А что вы вообще можете, товарищ капитан третьего ранга, подводник флота Её Величества России? Я могу все:

От тамады до дворника,

От лопаты до космоса,

От канавы до флота!

Могу — носить, возить, копать, выливать, вставлять!

Могу — протереть влажной ветошью!

Могу — ещё раз!

А Родину защищать?

А это и есть — «Родину защищать». Родина начинается с половой тряпки… для подводника флота Её Величества России… и химика, извините за выражение…

Картина навсегда

В глазах застыла картина навсегда: центральный пост атомного ракетоносца; размеренно и тихо; все по углам; лодка у пирса; послеобеденное время; все переваривают; в едином временном измерении; дремотно.

Вдруг в центральный — ни с того ни с сего — влетает старпом и, наклонившись, орет:

— Суки! Суки! Суки! Все — суки!!! У-у-у, ё-ёлки! — и убегает.

Все застывают. Замирают. Соображают. Думают про себя. Онемело. Остекленело. Минуту, наверное.

Наконец, мимо, внося с собой жизнь, проходит вахтенный: он пришёл из другого отсека, не присутствовал.

Словно подуло. Потихоньку отпускает. Дышится. Движения свободней. Дежурный говорит матросу:

— Ты в трюме был? Давай рысью туда.

Тот в трюм.

Все оживает, восстанавливается и — потекло; размеренно; чинно; послеобеденное время; хорошо; опять все переваривают…

Дезертир

Командиру в/ч 34567.

Объяснительная

Я, лейтенант Козинцев Сергей Николаевич, настоящим докладываю, что 19-го числа сего месяца я самовольно сошел с корабля и убыл в город Владивосток. Ушел я в 15.00, отсутствовал двое суток и прибыл на корабль 21-го сентября в 24. 00.

У меня не было не терпящих отлагательства обстоятельств, ушел с целью, трудно это передать на бумаге, с целью обратить на себя внимание.

Правильнее было бы сразу поговорить с командованием корабля и доложить ему о своих настроениях. Но мне показалось, что после моей поездки, разговор будет серьезнее и конкретнее.

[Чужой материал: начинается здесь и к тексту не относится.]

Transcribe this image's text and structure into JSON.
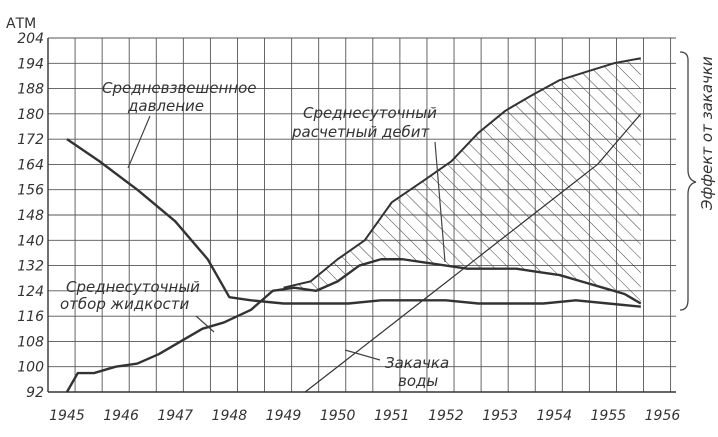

Дело в том, что я не хочу служить в Вооруженных Силах СССР. Об этом я думал ещё в училище. Но там я думал: стерпится-слюбится. Теперь, после того как я уже месяц прослужил в части, я пришёл к выводу, что нет больше смысла мучиться самому и отвлекать командование от прямых обязанностей. Я допускаю мысль, что через два-три года я могу свыкнуться со службой, но я не хочу так служить. Может быть, я в подсознании где-то испугался, но поймите, так служить не хочу. Вероятно, это будет не нужно ни мне, ни флоту.

На флоте есть свои трудности, свои определенные условия, но вся эта система, система начальника и подчиненного, многое, как мне кажется, в ней не нужно, бессмысленно. Я подчеркиваю — мне кажется. Скорее всего, я не прав, но я имею свой взгляд и хочу его придерживаться, не хочу его ломать.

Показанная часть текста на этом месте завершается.